Development of the Domain Name System

From: Susumu Harada (harada@cs.washington.edu)
Date: Wed Nov 17 2004 - 06:54:48 PST

  • Next message: Yuhan Cai: "Paper Review #14: Development of the Domain Name System"

    "Development of the Domain Name System"
    P. Mockapetris and K. Dunlap

    This paper provides a historical context of the initial motivations behind
    the design of the Domain Naming System. As the HOSTS.TXT mechanism grew
    inadequate to meet the growing need for a more scalable solution, the DNS
    design was proposed to provide a highly distributable and expandable
    system . DNS stores its name space data as a trie of substrings where the
    names can be recovered by concatenating the substrings along a path in
    this trie. This is further subdivided among multiple zones, where each
    zone is controlled by particular organizations, who are responsible for
    the propagation of appropriate updates to the trie. This structure
    enabled the DNS system to scale and be distributed across multiple

    I thought the notion of negative caching was clever, although it would
    seem that the cache size would increase significantly by including such
    cache set, and without any details on how they are actually implemented,
    it is difficult to see what other limitations it may have.

    There were several open issues that were not addressed by the authors.
    For example, they stated that "at present, we estimate that 50% of all
    root server traffic could be eliminated by improvements in various
    resolver implementations to use less aggressive retransmission and better
    caching," however do not propose any concrete suggestions on how to go
    about achieving their proposed effect.

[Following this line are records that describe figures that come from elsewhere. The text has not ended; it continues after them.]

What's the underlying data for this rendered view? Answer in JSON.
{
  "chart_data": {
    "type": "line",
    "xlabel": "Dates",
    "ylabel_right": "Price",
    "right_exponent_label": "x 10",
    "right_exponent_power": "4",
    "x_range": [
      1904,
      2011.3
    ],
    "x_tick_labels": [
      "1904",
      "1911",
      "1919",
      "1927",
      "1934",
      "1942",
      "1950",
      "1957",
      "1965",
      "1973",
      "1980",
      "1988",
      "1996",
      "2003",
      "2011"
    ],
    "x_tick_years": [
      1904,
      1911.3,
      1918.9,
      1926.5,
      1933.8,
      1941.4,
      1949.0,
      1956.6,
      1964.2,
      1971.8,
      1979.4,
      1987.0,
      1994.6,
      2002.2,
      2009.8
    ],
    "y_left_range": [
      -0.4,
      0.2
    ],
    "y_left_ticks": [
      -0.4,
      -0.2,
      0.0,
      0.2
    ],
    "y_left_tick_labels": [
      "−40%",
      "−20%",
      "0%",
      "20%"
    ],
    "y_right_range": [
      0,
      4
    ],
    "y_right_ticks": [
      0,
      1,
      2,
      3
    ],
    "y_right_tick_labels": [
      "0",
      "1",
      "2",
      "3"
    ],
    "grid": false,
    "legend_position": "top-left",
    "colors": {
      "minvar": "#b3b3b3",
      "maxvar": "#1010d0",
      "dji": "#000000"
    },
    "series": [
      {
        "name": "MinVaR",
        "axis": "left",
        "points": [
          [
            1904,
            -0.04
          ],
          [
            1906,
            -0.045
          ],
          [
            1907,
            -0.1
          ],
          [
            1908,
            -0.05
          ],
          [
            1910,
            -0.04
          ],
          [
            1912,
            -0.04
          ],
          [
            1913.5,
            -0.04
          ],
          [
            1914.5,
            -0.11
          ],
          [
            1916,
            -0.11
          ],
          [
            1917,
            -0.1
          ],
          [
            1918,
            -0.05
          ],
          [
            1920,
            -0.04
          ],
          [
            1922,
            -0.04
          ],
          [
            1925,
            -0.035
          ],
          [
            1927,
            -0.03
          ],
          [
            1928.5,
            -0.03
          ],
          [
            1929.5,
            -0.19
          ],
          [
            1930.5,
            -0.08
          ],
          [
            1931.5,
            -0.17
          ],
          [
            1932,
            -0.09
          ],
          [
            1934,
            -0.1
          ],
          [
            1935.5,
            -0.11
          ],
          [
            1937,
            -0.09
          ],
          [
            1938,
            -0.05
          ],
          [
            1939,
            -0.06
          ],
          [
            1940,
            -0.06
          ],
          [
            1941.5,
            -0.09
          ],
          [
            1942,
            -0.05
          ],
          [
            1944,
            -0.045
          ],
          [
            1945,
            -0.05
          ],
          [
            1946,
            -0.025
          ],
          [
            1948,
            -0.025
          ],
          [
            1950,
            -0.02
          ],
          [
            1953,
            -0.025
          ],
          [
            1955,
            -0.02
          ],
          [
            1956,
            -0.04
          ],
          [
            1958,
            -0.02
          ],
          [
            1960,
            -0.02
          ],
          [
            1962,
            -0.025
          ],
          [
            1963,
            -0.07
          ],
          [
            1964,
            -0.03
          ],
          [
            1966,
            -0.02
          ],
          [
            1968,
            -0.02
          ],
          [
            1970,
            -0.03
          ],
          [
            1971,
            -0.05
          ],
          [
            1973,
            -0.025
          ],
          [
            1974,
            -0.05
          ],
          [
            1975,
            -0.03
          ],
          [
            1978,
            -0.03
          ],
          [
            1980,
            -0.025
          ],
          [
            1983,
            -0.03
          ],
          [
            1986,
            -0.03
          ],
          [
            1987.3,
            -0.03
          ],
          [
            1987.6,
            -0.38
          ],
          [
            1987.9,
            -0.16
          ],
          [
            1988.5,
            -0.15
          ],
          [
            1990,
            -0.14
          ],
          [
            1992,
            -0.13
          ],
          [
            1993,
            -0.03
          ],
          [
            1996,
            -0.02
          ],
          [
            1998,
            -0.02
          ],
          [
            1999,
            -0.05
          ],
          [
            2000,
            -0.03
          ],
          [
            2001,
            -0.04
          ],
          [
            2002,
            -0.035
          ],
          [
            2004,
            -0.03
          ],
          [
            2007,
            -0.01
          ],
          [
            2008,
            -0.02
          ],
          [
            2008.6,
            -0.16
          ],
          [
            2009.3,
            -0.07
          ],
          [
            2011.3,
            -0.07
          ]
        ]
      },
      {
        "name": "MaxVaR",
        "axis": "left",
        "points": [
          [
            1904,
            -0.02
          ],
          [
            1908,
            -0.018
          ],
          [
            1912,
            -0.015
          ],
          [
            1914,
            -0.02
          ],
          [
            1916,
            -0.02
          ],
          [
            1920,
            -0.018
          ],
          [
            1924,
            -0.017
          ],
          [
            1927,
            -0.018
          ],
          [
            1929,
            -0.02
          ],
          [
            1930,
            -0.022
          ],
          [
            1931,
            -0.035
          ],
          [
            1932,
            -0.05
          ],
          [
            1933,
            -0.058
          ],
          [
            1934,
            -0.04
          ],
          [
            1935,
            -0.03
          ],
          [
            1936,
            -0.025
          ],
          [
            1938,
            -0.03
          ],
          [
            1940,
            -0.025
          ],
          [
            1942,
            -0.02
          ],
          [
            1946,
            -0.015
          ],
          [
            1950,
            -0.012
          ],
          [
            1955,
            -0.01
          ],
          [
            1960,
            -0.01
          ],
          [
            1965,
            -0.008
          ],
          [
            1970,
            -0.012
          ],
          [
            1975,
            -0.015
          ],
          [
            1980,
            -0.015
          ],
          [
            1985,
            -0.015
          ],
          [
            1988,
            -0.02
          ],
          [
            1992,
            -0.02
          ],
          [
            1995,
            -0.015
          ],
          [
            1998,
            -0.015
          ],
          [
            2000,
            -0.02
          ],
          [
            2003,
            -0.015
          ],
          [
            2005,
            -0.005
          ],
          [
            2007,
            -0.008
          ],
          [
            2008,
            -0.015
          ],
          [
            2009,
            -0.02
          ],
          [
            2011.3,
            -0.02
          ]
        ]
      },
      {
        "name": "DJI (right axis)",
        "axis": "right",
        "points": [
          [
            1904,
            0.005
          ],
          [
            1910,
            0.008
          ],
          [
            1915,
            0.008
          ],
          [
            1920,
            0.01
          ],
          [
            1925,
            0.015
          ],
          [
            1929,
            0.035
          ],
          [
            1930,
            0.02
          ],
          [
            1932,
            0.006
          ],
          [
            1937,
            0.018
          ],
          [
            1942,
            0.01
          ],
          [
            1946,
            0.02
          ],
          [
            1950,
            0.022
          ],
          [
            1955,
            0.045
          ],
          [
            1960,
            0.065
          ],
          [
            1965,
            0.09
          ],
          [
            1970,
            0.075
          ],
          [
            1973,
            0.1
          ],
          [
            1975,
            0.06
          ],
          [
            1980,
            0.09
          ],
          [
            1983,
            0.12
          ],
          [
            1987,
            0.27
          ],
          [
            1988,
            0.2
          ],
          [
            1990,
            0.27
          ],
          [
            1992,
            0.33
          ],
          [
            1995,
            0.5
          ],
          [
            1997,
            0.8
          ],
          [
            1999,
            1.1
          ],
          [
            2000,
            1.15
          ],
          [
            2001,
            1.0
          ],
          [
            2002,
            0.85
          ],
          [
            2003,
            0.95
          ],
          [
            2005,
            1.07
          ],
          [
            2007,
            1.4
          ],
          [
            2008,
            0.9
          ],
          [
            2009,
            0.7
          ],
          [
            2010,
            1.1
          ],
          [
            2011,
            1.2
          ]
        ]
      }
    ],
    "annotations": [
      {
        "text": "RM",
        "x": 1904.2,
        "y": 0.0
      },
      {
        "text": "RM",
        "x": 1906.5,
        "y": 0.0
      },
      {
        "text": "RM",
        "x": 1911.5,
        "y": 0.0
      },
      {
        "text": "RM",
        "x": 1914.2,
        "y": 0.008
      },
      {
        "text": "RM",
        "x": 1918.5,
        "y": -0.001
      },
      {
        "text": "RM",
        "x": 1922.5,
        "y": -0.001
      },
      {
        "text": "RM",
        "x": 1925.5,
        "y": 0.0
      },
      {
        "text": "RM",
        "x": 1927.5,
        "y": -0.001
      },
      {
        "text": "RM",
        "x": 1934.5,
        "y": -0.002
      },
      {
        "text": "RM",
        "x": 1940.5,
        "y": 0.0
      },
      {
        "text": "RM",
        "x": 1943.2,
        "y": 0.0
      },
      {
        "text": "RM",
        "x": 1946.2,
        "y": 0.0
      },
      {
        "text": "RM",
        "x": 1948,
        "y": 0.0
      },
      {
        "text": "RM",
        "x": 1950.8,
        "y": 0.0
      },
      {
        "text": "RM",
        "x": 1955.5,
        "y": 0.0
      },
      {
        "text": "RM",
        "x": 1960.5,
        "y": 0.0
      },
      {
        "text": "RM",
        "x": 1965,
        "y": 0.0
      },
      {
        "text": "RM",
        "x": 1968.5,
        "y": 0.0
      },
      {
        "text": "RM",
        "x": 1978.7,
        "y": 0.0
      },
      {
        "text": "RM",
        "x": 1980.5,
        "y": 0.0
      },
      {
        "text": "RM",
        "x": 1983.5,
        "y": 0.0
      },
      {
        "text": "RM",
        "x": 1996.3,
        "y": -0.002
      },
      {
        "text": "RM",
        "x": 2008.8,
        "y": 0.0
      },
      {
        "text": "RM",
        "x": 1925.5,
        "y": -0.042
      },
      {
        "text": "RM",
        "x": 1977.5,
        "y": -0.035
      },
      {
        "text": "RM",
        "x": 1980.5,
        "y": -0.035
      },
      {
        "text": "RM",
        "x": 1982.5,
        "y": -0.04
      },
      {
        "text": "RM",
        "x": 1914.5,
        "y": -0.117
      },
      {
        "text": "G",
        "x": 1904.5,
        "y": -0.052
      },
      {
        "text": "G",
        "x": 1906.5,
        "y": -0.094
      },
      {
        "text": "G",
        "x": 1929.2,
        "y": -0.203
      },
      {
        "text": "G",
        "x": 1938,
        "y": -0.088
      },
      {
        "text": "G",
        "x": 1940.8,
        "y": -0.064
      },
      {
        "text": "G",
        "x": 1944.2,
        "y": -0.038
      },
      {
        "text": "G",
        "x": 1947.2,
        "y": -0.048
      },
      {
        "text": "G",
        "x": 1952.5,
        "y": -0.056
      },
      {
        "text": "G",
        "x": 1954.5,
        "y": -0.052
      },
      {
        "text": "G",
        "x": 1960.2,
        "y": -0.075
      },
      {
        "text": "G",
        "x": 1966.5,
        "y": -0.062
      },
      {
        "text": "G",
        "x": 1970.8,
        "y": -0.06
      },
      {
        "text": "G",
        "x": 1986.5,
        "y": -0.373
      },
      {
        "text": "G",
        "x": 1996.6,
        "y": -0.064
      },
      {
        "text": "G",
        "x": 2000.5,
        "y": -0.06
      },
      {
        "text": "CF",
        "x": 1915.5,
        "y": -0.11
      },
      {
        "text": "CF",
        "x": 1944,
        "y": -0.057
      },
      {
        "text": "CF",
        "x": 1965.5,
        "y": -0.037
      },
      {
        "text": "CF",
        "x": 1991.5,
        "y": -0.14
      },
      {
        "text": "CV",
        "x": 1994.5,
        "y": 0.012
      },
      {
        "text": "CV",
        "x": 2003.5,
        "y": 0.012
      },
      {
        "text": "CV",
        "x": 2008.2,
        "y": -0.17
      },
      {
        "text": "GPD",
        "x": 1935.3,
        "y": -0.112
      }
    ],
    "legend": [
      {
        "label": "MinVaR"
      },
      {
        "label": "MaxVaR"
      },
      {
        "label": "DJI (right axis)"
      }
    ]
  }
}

    There also seems to be many robustness issues as well. For example, they
    state that the root domain is supported by seven redundant name servers.
    Although it is a level of redundancy, there is no indication of how they
    came up with that number to what extent they expected it to scale. Also,
    their delegation of zones to various organizations seem to give too much
    power to uncontrollable entities, leading to a possibility of degraded
    level of service if those organizations do not conform to certain
    performance guidelines.

    An area that I would like to see investigated more is in domain name
    resolution in the context of mobile hosts, and the analysis of how the
    current solution is able or unable to scale to such dynamic environment as
    more and more mobile devices proliferate.